The rollout of COVID-19 vaccines and easing of containment measures will boost all the MENA economies in 2021, though this will be quicker in the Gulf countries, which have greater access to vaccines and will also be supported by a rebound in the oil market, according to London-based Capital Economics.

Economic recoveries, which started in the middle of this year, and the recent positive news on COVID-19 vaccines has brightened the near-term outlook. The Gulf countries as well as Egypt appear to be better placed to secure access to vaccines through direct purchases from pharmaceutical companies, Capital Economics said in a report.

"In some cases, such as Saudi Arabia and the UAE, vaccination programmes have already started and this should pave the way for virus containment measures to be lifted in the first half of 2021. In contrast, other parts of the region look set to lean heavily on the multilateral COVAX facility to access vaccines. Distribution is likely to be slower than in countries with direct pre-orders," said, Jason Tuvey, Senior Emerging Markets Economist at Capital Economics.

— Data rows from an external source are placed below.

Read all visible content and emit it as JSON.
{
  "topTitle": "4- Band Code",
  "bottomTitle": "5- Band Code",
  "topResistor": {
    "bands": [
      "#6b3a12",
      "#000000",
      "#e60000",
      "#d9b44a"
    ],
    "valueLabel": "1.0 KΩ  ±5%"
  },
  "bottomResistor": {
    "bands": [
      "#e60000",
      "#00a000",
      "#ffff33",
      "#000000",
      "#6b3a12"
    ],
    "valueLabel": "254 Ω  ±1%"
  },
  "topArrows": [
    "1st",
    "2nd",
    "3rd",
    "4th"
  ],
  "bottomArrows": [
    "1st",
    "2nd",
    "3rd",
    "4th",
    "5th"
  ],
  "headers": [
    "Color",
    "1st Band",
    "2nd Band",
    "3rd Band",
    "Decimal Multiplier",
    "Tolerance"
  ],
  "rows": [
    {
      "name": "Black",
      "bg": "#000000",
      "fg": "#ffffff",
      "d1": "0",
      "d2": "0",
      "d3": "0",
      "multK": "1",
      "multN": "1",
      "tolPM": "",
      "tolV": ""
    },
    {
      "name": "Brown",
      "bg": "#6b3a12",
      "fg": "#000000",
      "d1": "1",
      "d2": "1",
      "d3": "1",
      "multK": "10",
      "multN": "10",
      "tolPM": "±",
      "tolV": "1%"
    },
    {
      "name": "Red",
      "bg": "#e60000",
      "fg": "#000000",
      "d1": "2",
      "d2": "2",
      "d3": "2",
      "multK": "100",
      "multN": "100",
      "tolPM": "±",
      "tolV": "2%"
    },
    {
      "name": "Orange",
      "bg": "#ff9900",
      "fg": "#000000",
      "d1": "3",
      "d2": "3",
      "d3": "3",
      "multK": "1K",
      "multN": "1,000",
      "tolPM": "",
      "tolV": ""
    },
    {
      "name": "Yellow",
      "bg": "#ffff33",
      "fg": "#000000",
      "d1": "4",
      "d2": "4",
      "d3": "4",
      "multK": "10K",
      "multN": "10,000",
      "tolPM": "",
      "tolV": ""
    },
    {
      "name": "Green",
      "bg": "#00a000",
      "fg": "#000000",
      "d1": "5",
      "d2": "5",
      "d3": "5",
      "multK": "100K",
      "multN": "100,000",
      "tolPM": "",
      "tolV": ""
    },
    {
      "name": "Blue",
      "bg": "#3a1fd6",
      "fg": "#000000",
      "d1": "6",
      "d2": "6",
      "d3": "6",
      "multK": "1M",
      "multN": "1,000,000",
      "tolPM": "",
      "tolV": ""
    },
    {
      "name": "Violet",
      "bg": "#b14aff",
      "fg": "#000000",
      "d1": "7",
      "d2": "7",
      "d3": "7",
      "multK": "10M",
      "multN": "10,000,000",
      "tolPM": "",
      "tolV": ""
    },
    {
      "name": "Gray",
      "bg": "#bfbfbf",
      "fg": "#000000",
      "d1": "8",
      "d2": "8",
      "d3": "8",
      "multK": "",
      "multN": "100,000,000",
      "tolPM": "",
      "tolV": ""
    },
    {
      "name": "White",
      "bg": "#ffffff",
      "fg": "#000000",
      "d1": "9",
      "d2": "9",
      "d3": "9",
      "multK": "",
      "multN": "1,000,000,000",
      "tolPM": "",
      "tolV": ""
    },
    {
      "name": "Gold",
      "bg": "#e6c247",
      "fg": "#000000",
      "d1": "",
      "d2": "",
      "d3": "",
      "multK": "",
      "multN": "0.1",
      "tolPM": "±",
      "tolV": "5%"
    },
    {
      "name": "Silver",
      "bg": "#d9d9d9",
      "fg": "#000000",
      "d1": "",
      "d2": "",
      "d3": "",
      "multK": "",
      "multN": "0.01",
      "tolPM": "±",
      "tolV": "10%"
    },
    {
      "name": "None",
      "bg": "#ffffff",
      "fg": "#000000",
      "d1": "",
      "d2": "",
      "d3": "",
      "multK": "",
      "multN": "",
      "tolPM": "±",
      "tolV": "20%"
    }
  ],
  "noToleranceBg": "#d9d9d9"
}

Once virus containment measures are lifted, those economies that have been suffering heavily with COVID-19 outbreaks (mainly those in North Africa) will enjoy the largest “vaccine bounce”. In addition, those where sectors that are vulnerable to social distancing make up a larger share of output will also be major beneficiaries – Dubai stands out. There will also be indirect benefits through stronger external demand, an improvement in global risk appetite and higher oil prices (more below), the report said.

MENA economies are likely to suffer a longer-lasting legacy from this crisis compared with most other parts of the world. Governments across the MENA have provided little direct fiscal support so far, which is likely to have resulted in higher company liquidations and unemployment, as well as a rise in bad loans on banks’ balance sheets. "This will hold back demand. We expect all MENA economies will still be below their pre-virus growth paths by the end of 2022," Tuvey said.